Industrie

Boston Dynamics s’engage à déployer 25 000 humanoïdes Atlas en usine et vise 30 000 unités par an d’ici 2028

Par La Rédaction ⏱ 2 min de lecture

Boston Dynamics a chiffré ses ambitions industrielles, et le total donne le vertige. La firme américaine, propriété du groupe Hyundai, s’est engagée à déployer de l’ordre de 25 000 humanoïdes dans des usines, et vise une capacité de production de 30 000 robots Atlas par an d’ici 2028.

Un carnet de commandes déjà rempli

Ces chiffres ont été avancés lors d’un panel du Robotics Summit consacré à l’état du design des humanoïdes. Le message est clair : Boston Dynamics dit avoir sécurisé assez de clients, Hyundai en tête, pour justifier un déploiement à grande échelle. Le constructeur automobile coréen, qui possède la firme depuis 2021, fait office à la fois de maison mère et de premier débouché.

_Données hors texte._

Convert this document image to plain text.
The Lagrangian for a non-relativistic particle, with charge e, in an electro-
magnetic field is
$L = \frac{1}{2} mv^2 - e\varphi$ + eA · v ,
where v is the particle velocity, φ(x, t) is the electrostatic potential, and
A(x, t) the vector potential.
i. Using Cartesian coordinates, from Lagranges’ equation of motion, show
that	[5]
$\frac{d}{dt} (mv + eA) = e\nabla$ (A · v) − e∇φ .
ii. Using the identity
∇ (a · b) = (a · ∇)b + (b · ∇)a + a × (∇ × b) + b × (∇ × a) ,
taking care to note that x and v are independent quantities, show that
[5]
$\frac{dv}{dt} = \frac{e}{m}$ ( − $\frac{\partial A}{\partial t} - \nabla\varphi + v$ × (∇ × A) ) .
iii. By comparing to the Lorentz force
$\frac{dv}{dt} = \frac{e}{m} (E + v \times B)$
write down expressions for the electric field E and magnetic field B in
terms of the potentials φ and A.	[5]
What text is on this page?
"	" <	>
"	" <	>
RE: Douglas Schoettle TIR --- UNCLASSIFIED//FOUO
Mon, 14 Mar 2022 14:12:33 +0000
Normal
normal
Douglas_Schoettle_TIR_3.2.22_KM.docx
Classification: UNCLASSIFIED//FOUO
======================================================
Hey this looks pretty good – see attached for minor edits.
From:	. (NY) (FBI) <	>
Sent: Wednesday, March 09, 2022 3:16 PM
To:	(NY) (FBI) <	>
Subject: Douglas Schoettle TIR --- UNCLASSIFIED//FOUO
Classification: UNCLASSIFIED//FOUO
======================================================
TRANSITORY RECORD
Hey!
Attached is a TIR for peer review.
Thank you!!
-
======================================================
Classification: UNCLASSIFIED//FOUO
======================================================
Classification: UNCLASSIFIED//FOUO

Le saut est considérable pour une entreprise longtemps associée aux vidéos virales de robots qui dansent ou font des saltos. Atlas passe d’une vitrine technologique à un produit industriel destiné à des lignes de production réelles.

La version électrique change la donne

Atlas a abandonné l’hydraulique pour une motorisation entièrement électrique. Cette bascule a rendu le robot plus fiable, plus silencieux et plus simple à fabriquer en série. La version de production a été présentée plus tôt cette année et a attiré l’attention des industriels autant que des investisseurs.

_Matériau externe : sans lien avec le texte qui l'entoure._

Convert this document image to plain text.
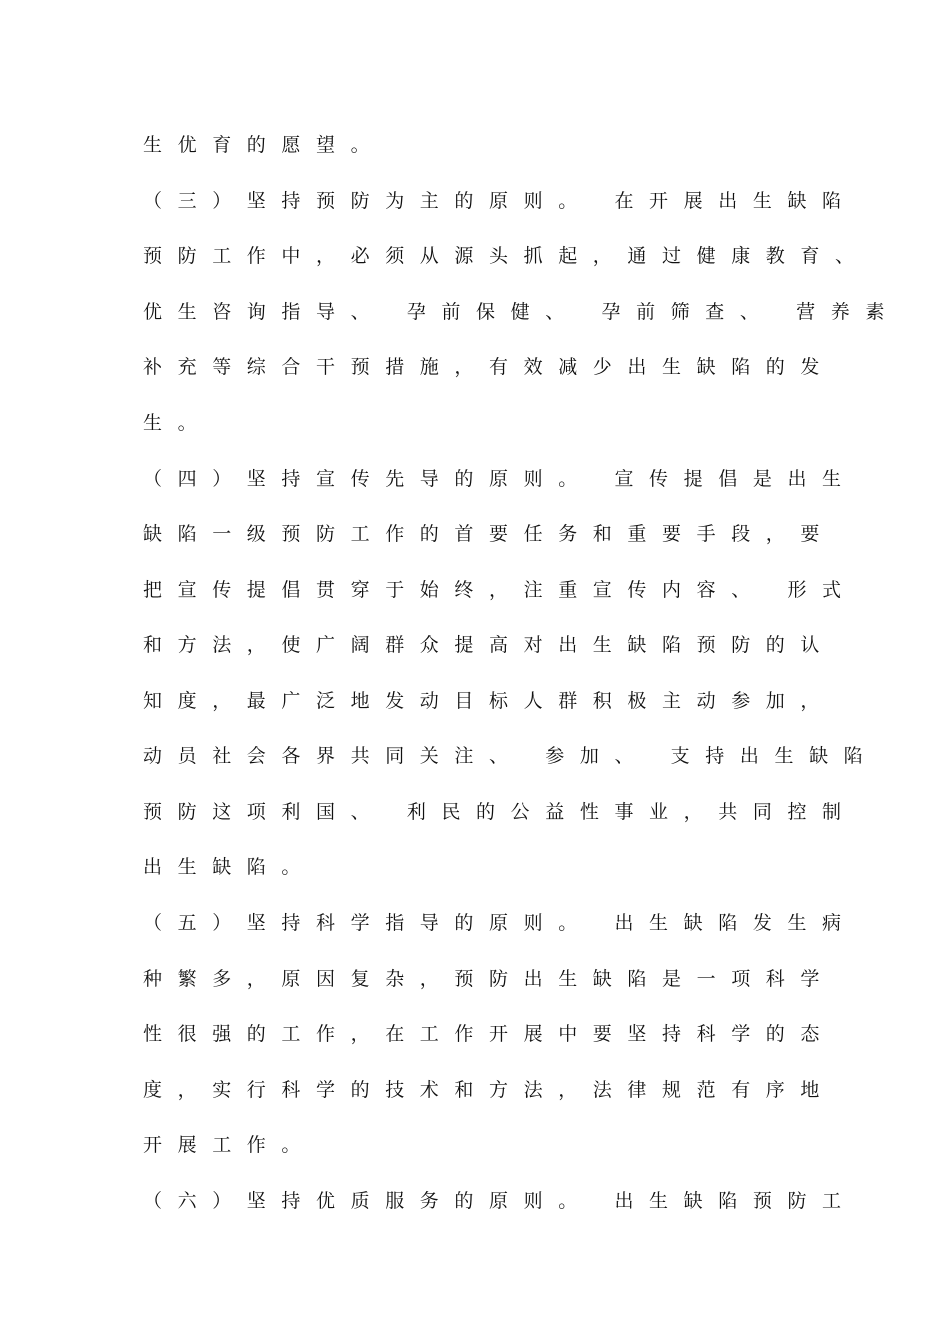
生优育的愿望。
（三）坚持预防为主的原则。 在开展出生缺陷
预防工作中，必须从源头抓起，通过健康教育、
优生咨询指导、 孕前保健、 孕前筛查、 营养素
补充等综合干预措施，有效减少出生缺陷的发
生。
（四）坚持宣传先导的原则。 宣传提倡是出生
缺陷一级预防工作的首要任务和重要手段，要
把宣传提倡贯穿于始终，注重宣传内容、 形式
和方法，使广阔群众提高对出生缺陷预防的认
知度，最广泛地发动目标人群积极主动参加，
动员社会各界共同关注、 参加、 支持出生缺陷
预防这项利国、 利民的公益性事业，共同控制
出生缺陷。
（五）坚持科学指导的原则。 出生缺陷发生病
种繁多，原因复杂，预防出生缺陷是一项科学
性很强的工作，在工作开展中要坚持科学的态
度，实行科学的技术和方法，法律规范有序地
开展工作。
（六）坚持优质服务的原则。 出生缺陷预防工
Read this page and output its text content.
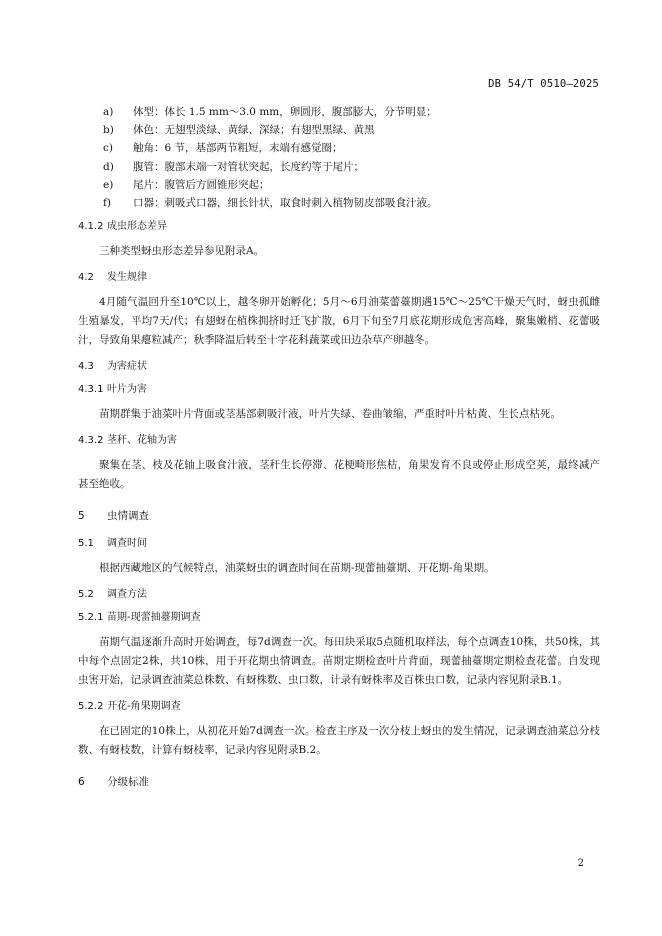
DB 54/T 0510—2025
a)	体型：体长 1.5 mm～3.0 mm，卵圆形，腹部膨大，分节明显；
b)	体色：无翅型淡绿、黄绿、深绿；有翅型黑绿、黄黑
c)	触角：6 节，基部两节粗短，末端有感觉圈；
d)	腹管：腹部末端一对管状突起，长度约等于尾片；
e)	尾片：腹管后方圆锥形突起；
f)	口器：刺吸式口器，细长针状，取食时刺入植物韧皮部吸食汁液。
4.1.2 成虫形态差异

三种类型蚜虫形态差异参见附录A。

4.2 发生规律

4月随气温回升至10℃以上，越冬卵开始孵化；5月～6月油菜蕾薹期遇15℃～25℃干燥天气时，蚜虫孤雌生殖暴发，平均7天/代；有翅蚜在植株拥挤时迁飞扩散，6月下旬至7月底花期形成危害高峰，聚集嫩梢、花蕾吸汁，导致角果瘪粒减产；秋季降温后转至十字花科蔬菜或田边杂草产卵越冬。

4.3 为害症状
4.3.1 叶片为害

苗期群集于油菜叶片背面或茎基部刺吸汁液，叶片失绿、卷曲皱缩，严重时叶片枯黄、生长点枯死。

4.3.2 茎秆、花轴为害

聚集在茎、枝及花轴上吸食汁液，茎秆生长停滞、花梗畸形焦枯，角果发育不良或停止形成空荚，最终减产甚至绝收。

5 虫情调查
5.1 调查时间

根据西藏地区的气候特点，油菜蚜虫的调查时间在苗期-现蕾抽薹期、开花期-角果期。

5.2 调查方法
5.2.1 苗期-现蕾抽薹期调查

苗期气温逐渐升高时开始调查，每7d调查一次。每田块采取5点随机取样法，每个点调查10株，共50株，其中每个点固定2株，共10株，用于开花期虫情调查。苗期定期检查叶片背面，现蕾抽薹期定期检查花蕾。自发现虫害开始，记录调查油菜总株数、有蚜株数、虫口数，计录有蚜株率及百株虫口数，记录内容见附录B.1。

5.2.2 开花-角果期调查

在已固定的10株上，从初花开始7d调查一次。检查主序及一次分枝上蚜虫的发生情况，记录调查油菜总分枝数、有蚜枝数，计算有蚜枝率，记录内容见附录B.2。

6 分级标准
2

Concrètement, viser 30 000 unités par an suppose une chaîne de fabrication pensée pour le volume, pas pour le prototype. C’est là que la maîtrise industrielle de Hyundai entre en jeu, avec son expérience des cadences automobiles et de la gestion de fournisseurs à grande échelle.

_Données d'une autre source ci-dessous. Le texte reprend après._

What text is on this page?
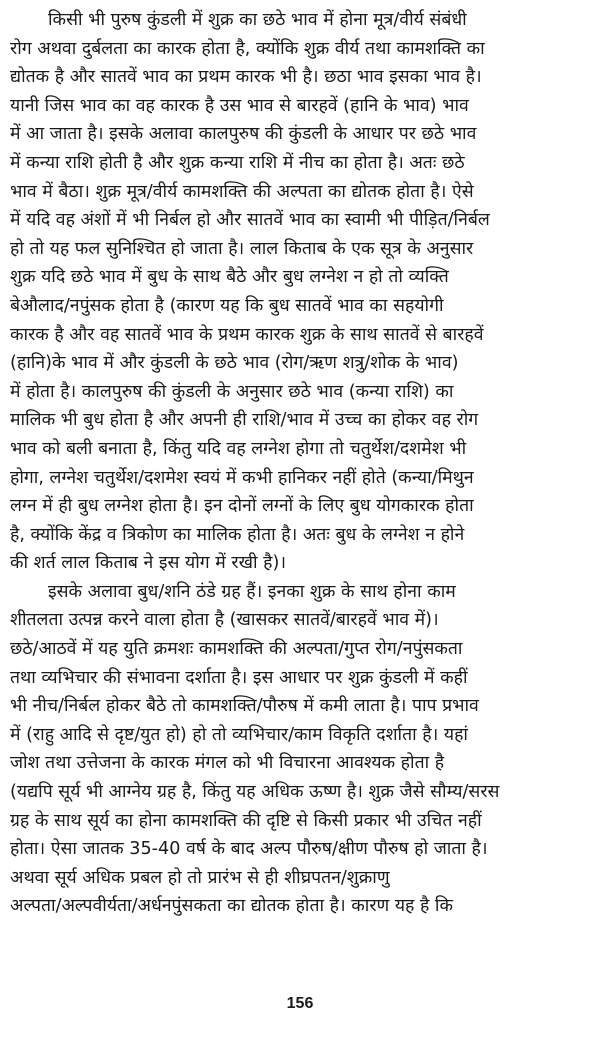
किसी भी पुरुष कुंडली में शुक्र का छठे भाव में होना मूत्र/वीर्य संबंधी
रोग अथवा दुर्बलता का कारक होता है, क्योंकि शुक्र वीर्य तथा कामशक्ति का
द्योतक है और सातवें भाव का प्रथम कारक भी है। छठा भाव इसका भाव है।
यानी जिस भाव का वह कारक है उस भाव से बारहवें (हानि के भाव) भाव
में आ जाता है। इसके अलावा कालपुरुष की कुंडली के आधार पर छठे भाव
में कन्या राशि होती है और शुक्र कन्या राशि में नीच का होता है। अतः छठे
भाव में बैठा। शुक्र मूत्र/वीर्य कामशक्ति की अल्पता का द्योतक होता है। ऐसे
में यदि वह अंशों में भी निर्बल हो और सातवें भाव का स्वामी भी पीड़ित/निर्बल
हो तो यह फल सुनिश्चित हो जाता है। लाल किताब के एक सूत्र के अनुसार
शुक्र यदि छठे भाव में बुध के साथ बैठे और बुध लग्नेश न हो तो व्यक्ति
बेऔलाद/नपुंसक होता है (कारण यह कि बुध सातवें भाव का सहयोगी
कारक है और वह सातवें भाव के प्रथम कारक शुक्र के साथ सातवें से बारहवें
(हानि)के भाव में और कुंडली के छठे भाव (रोग/ऋण शत्रु/शोक के भाव)
में होता है। कालपुरुष की कुंडली के अनुसार छठे भाव (कन्या राशि) का
मालिक भी बुध होता है और अपनी ही राशि/भाव में उच्च का होकर वह रोग
भाव को बली बनाता है, किंतु यदि वह लग्नेश होगा तो चतुर्थेश/दशमेश भी
होगा, लग्नेश चतुर्थेश/दशमेश स्वयं में कभी हानिकर नहीं होते (कन्या/मिथुन
लग्न में ही बुध लग्नेश होता है। इन दोनों लग्नों के लिए बुध योगकारक होता
है, क्योंकि केंद्र व त्रिकोण का मालिक होता है। अतः बुध के लग्नेश न होने
की शर्त लाल किताब ने इस योग में रखी है)।

इसके अलावा बुध/शनि ठंडे ग्रह हैं। इनका शुक्र के साथ होना काम
शीतलता उत्पन्न करने वाला होता है (खासकर सातवें/बारहवें भाव में)।
छठे/आठवें में यह युति क्रमशः कामशक्ति की अल्पता/गुप्त रोग/नपुंसकता
तथा व्यभिचार की संभावना दर्शाता है। इस आधार पर शुक्र कुंडली में कहीं
भी नीच/निर्बल होकर बैठे तो कामशक्ति/पौरुष में कमी लाता है। पाप प्रभाव
में (राहु आदि से दृष्ट/युत हो) हो तो व्यभिचार/काम विकृति दर्शाता है। यहां
जोश तथा उत्तेजना के कारक मंगल को भी विचारना आवश्यक होता है
(यद्यपि सूर्य भी आग्नेय ग्रह है, किंतु यह अधिक ऊष्ण है। शुक्र जैसे सौम्य/सरस
ग्रह के साथ सूर्य का होना कामशक्ति की दृष्टि से किसी प्रकार भी उचित नहीं
होता। ऐसा जातक 35-40 वर्ष के बाद अल्प पौरुष/क्षीण पौरुष हो जाता है।
अथवा सूर्य अधिक प्रबल हो तो प्रारंभ से ही शीघ्रपतन/शुक्राणु
अल्पता/अल्पवीर्यता/अर्धनपुंसकता का द्योतक होता है। कारण यह है कि

156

La course aux humanoïdes change d’échelle

L’annonce place Boston Dynamics dans le même registre que Tesla, qui veut produire son Optimus en masse, ou que les fabricants chinois qui multiplient les usines dédiées. La bataille ne se joue plus seulement sur la performance d’un robot en démonstration, mais sur la capacité à en sortir des dizaines de milliers par an à un coût acceptable.

Pour Hyundai, l’enjeu dépasse l’image. Une production industrielle réussie d’Atlas ouvrirait une source de revenus à forte marge dans la robotique. Reste à transformer l’engagement chiffré en livraisons concrètes sur les chaînes, l’étape qui sépare toujours les annonces des déploiements de routine.